Im Stadtarchiv sind Auswanderungsunterlagen aus Forchheim erhalten.

Militärstammrollen

Die Militärstammrollen enthalten die genaue Aufstellung der in jedem Jahr zur Musterung einzuberufenden Männer des Ortes.

Die Listen wurden unterschiedlich geführt, in manchen Jahren enthalten sie aber ausführliche Angaben auch zu den Familien der jungen Männer.

Für Forchheim sind die Unterlagen ab 1838 erhalten.

Personalakten

Im Stadtarchiv befinden sich die Personalakten der ehemals bei der Stadt bzw. den Vorgängergemeinden beschäftigten Mitarbeiter und Mitarbeiterinnen. Die Personalakten geben Einblick in den persönlichen und beruflichen Lebenslauf der Personen.

Sie können unter Berücksichtigung der Schutzfristen eingesehen werden.

Grund- und Lagerbücher

In die Grundbücher werden alle Besitzerwechsel und Grundstücksveränderungen eingetragen. Zu den Grundbüchern existieren die Grundakten, die die dazugehörigen Verträge u. ä. enthalten. In der Regel sind sie mit einem Namensindex erschlossen.

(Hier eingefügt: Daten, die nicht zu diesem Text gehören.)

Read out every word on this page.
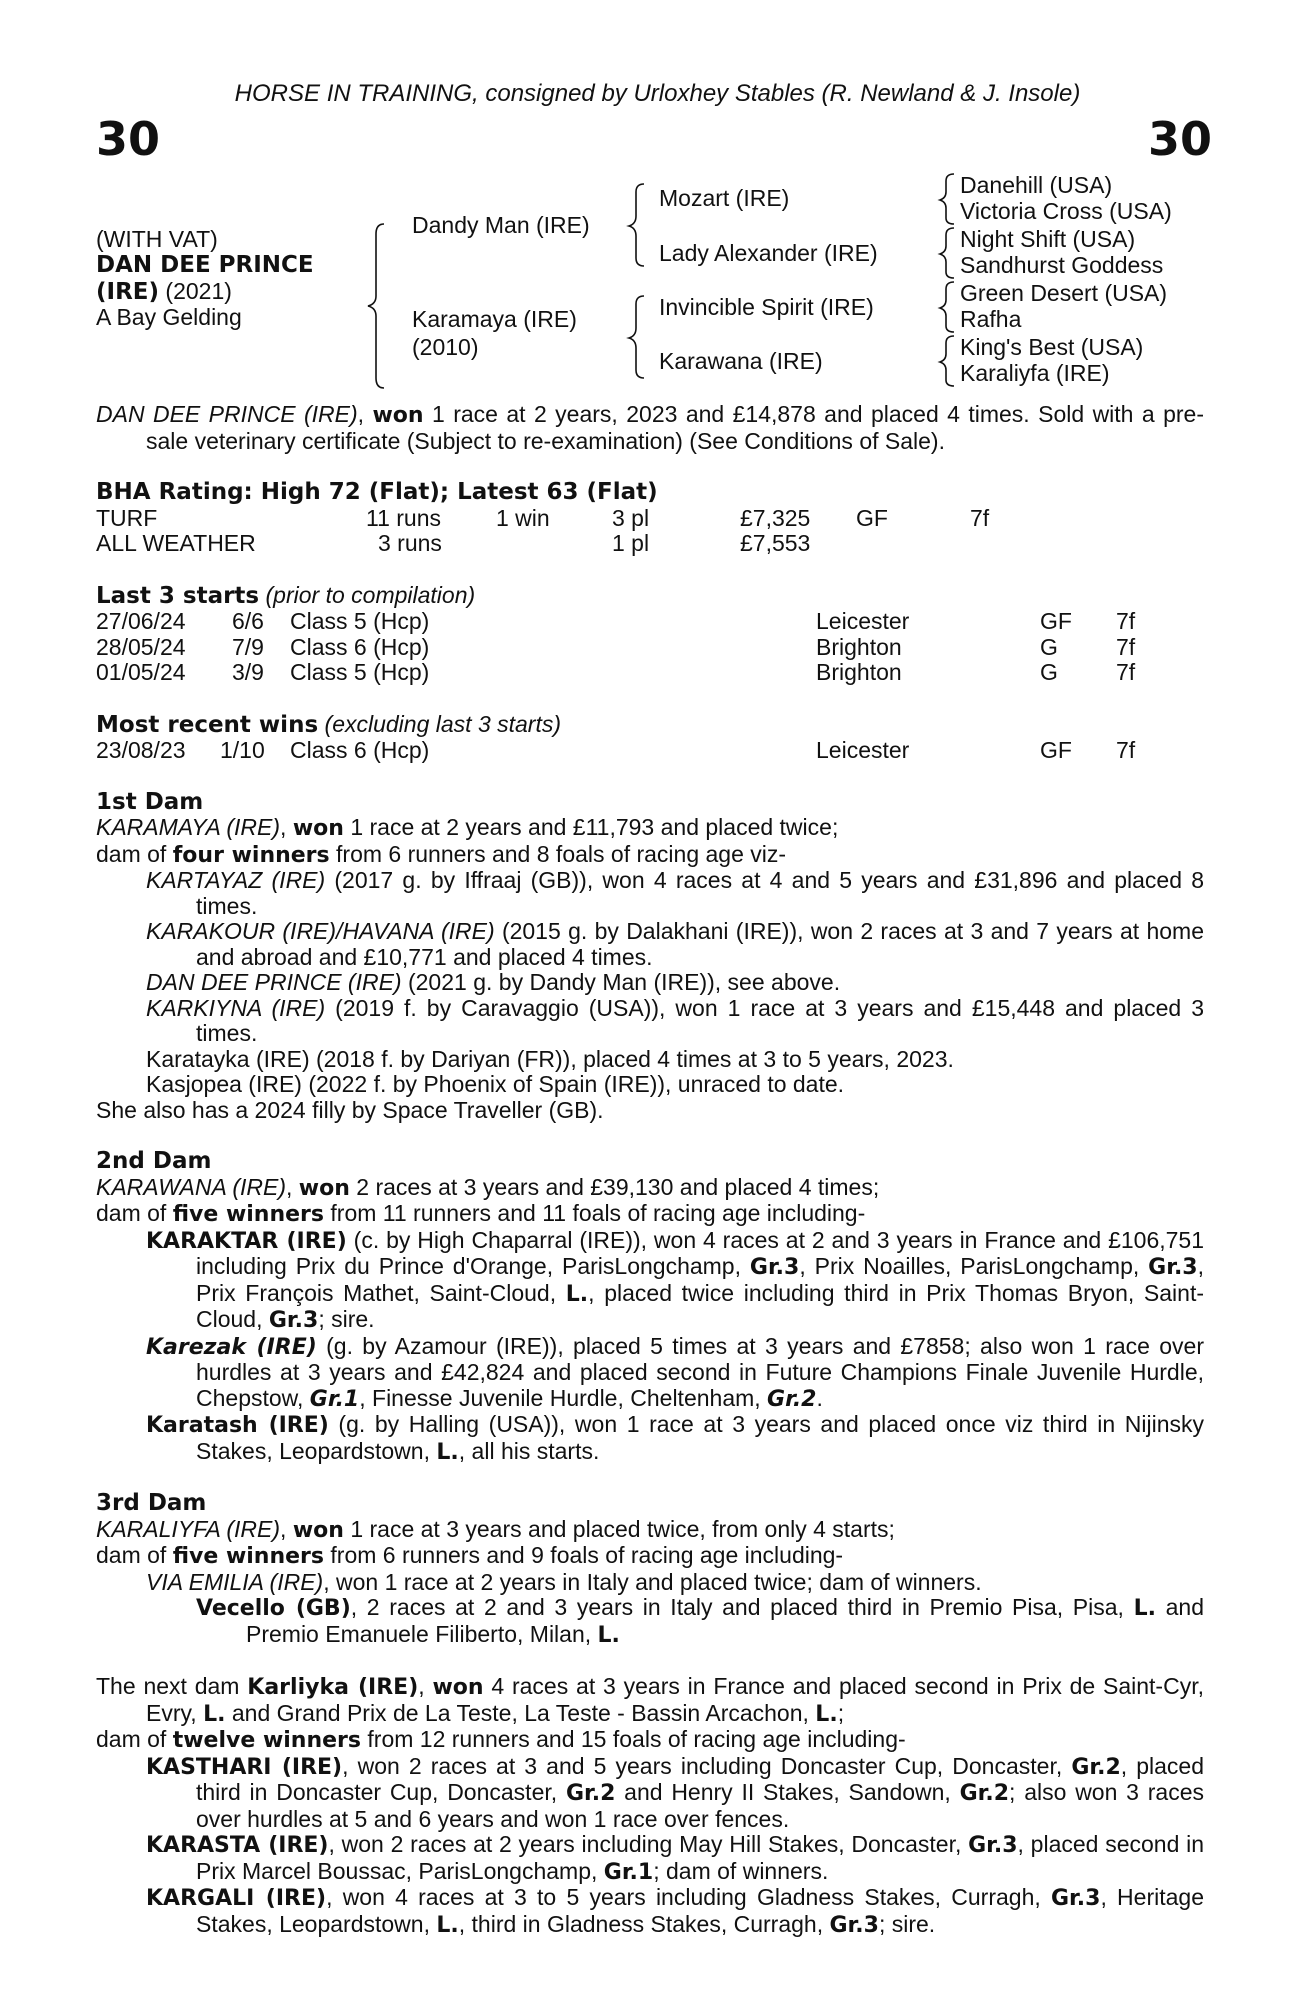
HORSE IN TRAINING, consigned by Urloxhey Stables (R. Newland & J. Insole)
30	30
(WITH VAT)
DAN DEE PRINCE
(IRE) (2021)
A Bay Gelding
Dandy Man (IRE)
Karamaya (IRE)
(2010)
Mozart (IRE)
Lady Alexander (IRE)
Invincible Spirit (IRE)
Karawana (IRE)
Danehill (USA)
Victoria Cross (USA)
Night Shift (USA)
Sandhurst Goddess
Green Desert (USA)
Rafha
King's Best (USA)
Karaliyfa (IRE)

DAN DEE PRINCE (IRE), won 1 race at 2 years, 2023 and £14,878 and placed 4 times. Sold with a pre-sale veterinary certificate (Subject to re-examination) (See Conditions of Sale).

BHA Rating: High 72 (Flat); Latest 63 (Flat)

TURF	11 runs 1 win	3 pl	£7,325 GF	7f
ALL WEATHER	3 runs	1 pl	£7,553

Last 3 starts (prior to compilation)

27/06/24 6/6 Class 5 (Hcp)	Leicester	GF 7f
28/05/24 7/9 Class 6 (Hcp)	Brighton	G	7f
01/05/24 3/9 Class 5 (Hcp)	Brighton	G	7f

Most recent wins (excluding last 3 starts)

23/08/23 1/10 Class 6 (Hcp)	Leicester	GF 7f

1st Dam

KARAMAYA (IRE), won 1 race at 2 years and £11,793 and placed twice;

dam of four winners from 6 runners and 8 foals of racing age viz-

KARTAYAZ (IRE) (2017 g. by Iffraaj (GB)), won 4 races at 4 and 5 years and £31,896 and placed 8 times.

KARAKOUR (IRE)/HAVANA (IRE) (2015 g. by Dalakhani (IRE)), won 2 races at 3 and 7 years at home and abroad and £10,771 and placed 4 times.

DAN DEE PRINCE (IRE) (2021 g. by Dandy Man (IRE)), see above.

KARKIYNA (IRE) (2019 f. by Caravaggio (USA)), won 1 race at 3 years and £15,448 and placed 3 times.

Karatayka (IRE) (2018 f. by Dariyan (FR)), placed 4 times at 3 to 5 years, 2023.

Kasjopea (IRE) (2022 f. by Phoenix of Spain (IRE)), unraced to date.

She also has a 2024 filly by Space Traveller (GB).

2nd Dam

KARAWANA (IRE), won 2 races at 3 years and £39,130 and placed 4 times;

dam of five winners from 11 runners and 11 foals of racing age including-

KARAKTAR (IRE) (c. by High Chaparral (IRE)), won 4 races at 2 and 3 years in France and £106,751 including Prix du Prince d'Orange, ParisLongchamp, Gr.3, Prix Noailles, ParisLongchamp, Gr.3, Prix François Mathet, Saint-Cloud, L., placed twice including third in Prix Thomas Bryon, Saint-Cloud, Gr.3; sire.

Karezak (IRE) (g. by Azamour (IRE)), placed 5 times at 3 years and £7858; also won 1 race over hurdles at 3 years and £42,824 and placed second in Future Champions Finale Juvenile Hurdle, Chepstow, Gr.1, Finesse Juvenile Hurdle, Cheltenham, Gr.2.

Karatash (IRE) (g. by Halling (USA)), won 1 race at 3 years and placed once viz third in Nijinsky Stakes, Leopardstown, L., all his starts.

3rd Dam

KARALIYFA (IRE), won 1 race at 3 years and placed twice, from only 4 starts;

dam of five winners from 6 runners and 9 foals of racing age including-

VIA EMILIA (IRE), won 1 race at 2 years in Italy and placed twice; dam of winners.

Vecello (GB), 2 races at 2 and 3 years in Italy and placed third in Premio Pisa, Pisa, L. and Premio Emanuele Filiberto, Milan, L.

The next dam Karliyka (IRE), won 4 races at 3 years in France and placed second in Prix de Saint-Cyr, Evry, L. and Grand Prix de La Teste, La Teste - Bassin Arcachon, L.;

dam of twelve winners from 12 runners and 15 foals of racing age including-

KASTHARI (IRE), won 2 races at 3 and 5 years including Doncaster Cup, Doncaster, Gr.2, placed third in Doncaster Cup, Doncaster, Gr.2 and Henry II Stakes, Sandown, Gr.2; also won 3 races over hurdles at 5 and 6 years and won 1 race over fences.

KARASTA (IRE), won 2 races at 2 years including May Hill Stakes, Doncaster, Gr.3, placed second in Prix Marcel Boussac, ParisLongchamp, Gr.1; dam of winners.

KARGALI (IRE), won 4 races at 3 to 5 years including Gladness Stakes, Curragh, Gr.3, Heritage Stakes, Leopardstown, L., third in Gladness Stakes, Curragh, Gr.3; sire.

In den Lagerbüchern sind sämtliche Grundstücke der Gemeinde, geordnet nach Gewannen mit ihren Besitzern und der Art der Nutzung, erfasst. Nach ihrer Erstellung wurden die Bücher jeweils fortgeführt. So kann die Geschichte eines Grundstücks, aber auch der Besitz einer Familie über mehrere Generationen nachvollzogen werden.

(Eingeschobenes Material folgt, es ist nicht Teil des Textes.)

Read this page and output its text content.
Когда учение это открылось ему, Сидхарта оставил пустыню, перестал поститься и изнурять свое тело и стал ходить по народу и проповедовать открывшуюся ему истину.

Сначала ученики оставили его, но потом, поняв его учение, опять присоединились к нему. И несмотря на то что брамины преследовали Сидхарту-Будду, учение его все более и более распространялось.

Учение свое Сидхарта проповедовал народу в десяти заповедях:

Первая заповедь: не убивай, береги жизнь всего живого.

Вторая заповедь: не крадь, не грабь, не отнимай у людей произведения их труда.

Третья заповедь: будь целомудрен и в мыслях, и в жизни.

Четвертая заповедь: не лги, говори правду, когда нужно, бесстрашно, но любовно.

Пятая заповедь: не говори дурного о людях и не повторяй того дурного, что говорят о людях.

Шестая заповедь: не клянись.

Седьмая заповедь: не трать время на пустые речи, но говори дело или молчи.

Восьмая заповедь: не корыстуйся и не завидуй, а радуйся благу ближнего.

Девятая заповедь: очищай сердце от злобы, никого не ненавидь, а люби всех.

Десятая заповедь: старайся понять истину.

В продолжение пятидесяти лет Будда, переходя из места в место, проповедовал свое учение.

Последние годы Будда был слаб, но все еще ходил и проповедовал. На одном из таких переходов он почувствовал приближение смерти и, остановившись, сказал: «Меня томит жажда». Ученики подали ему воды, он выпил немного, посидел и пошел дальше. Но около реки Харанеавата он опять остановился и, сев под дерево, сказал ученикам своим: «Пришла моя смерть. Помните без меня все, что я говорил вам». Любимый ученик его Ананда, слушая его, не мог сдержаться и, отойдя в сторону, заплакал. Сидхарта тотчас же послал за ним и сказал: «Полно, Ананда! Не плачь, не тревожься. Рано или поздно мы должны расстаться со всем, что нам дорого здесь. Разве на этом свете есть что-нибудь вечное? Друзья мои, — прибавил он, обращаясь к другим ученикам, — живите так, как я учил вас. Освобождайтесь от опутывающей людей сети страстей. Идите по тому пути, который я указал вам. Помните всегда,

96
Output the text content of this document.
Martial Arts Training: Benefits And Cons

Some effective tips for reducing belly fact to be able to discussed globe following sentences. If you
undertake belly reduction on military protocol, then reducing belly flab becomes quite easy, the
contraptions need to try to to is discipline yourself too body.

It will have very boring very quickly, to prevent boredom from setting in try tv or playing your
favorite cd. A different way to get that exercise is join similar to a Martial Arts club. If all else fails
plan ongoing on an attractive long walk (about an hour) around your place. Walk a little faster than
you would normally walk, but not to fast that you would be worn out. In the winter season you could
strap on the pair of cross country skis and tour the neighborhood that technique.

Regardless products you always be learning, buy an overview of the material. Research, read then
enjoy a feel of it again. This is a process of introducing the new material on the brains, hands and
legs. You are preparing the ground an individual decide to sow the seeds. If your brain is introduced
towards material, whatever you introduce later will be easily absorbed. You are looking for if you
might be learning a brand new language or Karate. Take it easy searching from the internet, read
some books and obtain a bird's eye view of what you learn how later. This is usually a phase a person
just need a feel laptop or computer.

Die Grund- und Lagerbücher des 19. Jahrhunderts befinden sich im Stadtarchiv, ab 1900 befinden sie sich im Grundbuchzentralarchiv Kornwestheim.

Pfandbücher

Die Pfandbücher sind Unterlagen der freiwilligen Gerichtsbarkeit, die bei den Gemeinden geführt wurden. Durch die Eintragung in die Bücher wurden die Rechtsvorgänge öffentlich beglaubigt.

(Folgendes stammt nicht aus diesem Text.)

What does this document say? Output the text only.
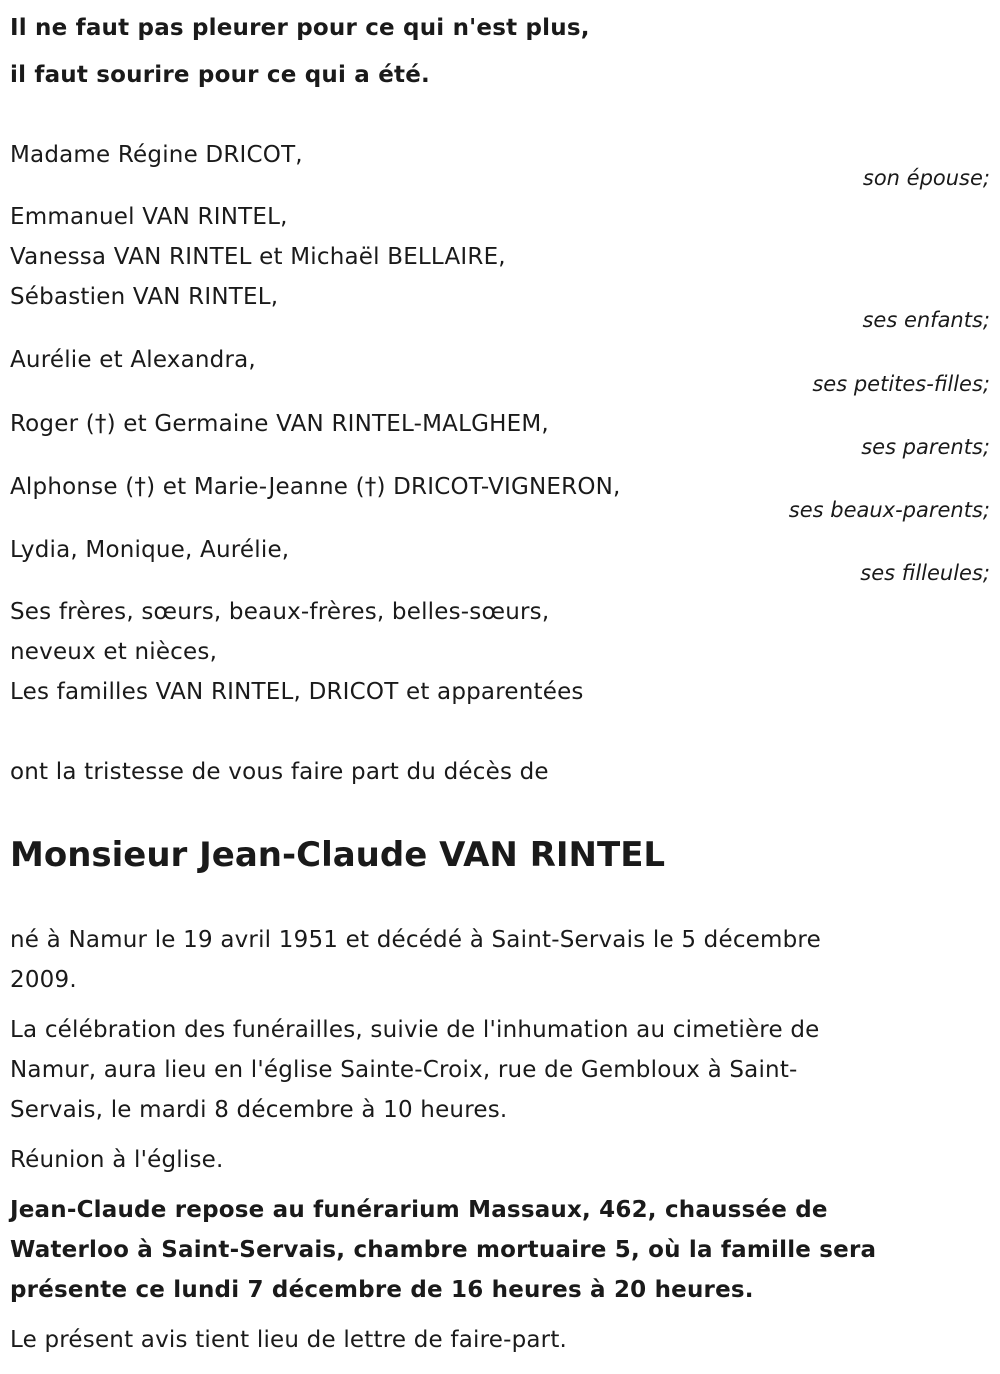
Il ne faut pas pleurer pour ce qui n'est plus,
il faut sourire pour ce qui a été.
Madame Régine DRICOT,
son épouse;
Emmanuel VAN RINTEL,
Vanessa VAN RINTEL et Michaël BELLAIRE,
Sébastien VAN RINTEL,
ses enfants;
Aurélie et Alexandra,
ses petites-filles;
Roger (†) et Germaine VAN RINTEL-MALGHEM,
ses parents;
Alphonse (†) et Marie-Jeanne (†) DRICOT-VIGNERON,
ses beaux-parents;
Lydia, Monique, Aurélie,
ses filleules;
Ses frères, sœurs, beaux-frères, belles-sœurs,
neveux et nièces,
Les familles VAN RINTEL, DRICOT et apparentées
ont la tristesse de vous faire part du décès de
Monsieur Jean-Claude VAN RINTEL
né à Namur le 19 avril 1951 et décédé à Saint-Servais le 5 décembre
2009.
La célébration des funérailles, suivie de l'inhumation au cimetière de
Namur, aura lieu en l'église Sainte-Croix, rue de Gembloux à Saint-
Servais, le mardi 8 décembre à 10 heures.
Réunion à l'église.
Jean-Claude repose au funérarium Massaux, 462, chaussée de
Waterloo à Saint-Servais, chambre mortuaire 5, où la famille sera
présente ce lundi 7 décembre de 16 heures à 20 heures.
Le présent avis tient lieu de lettre de faire-part.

Die Eintragungen beziehen sich z.B. auf Darlehen, Vormundschafts- oder Erbschaftsangelegenheiten und können daher interessante Aussagen zur Familiengeschichte beitragen. In der Regeln sind sie durch Namensregister erschlossen.

Neben den Pfandbüchern gibt es die Pfandbuchbeilagen, die Unterlagen, wie z. B. Verträge, enthalten.

Von Forchheim und Mörsch sind die Pfandbücher aus dem 19. Jahrhundert überliefert.

Fotografien

Die Fotosammlung des Stadtarchivs besitzt auch Aufnahmen von Privatpersonen oder Gruppen/Vereinen. Gerade bei Klassen- bzw. Kindergartenfotos besteht die Möglichkeit, seine Vorfahren darauf zu finden, insbesondere wenn die Namen der Abgebildeten bekannt sind.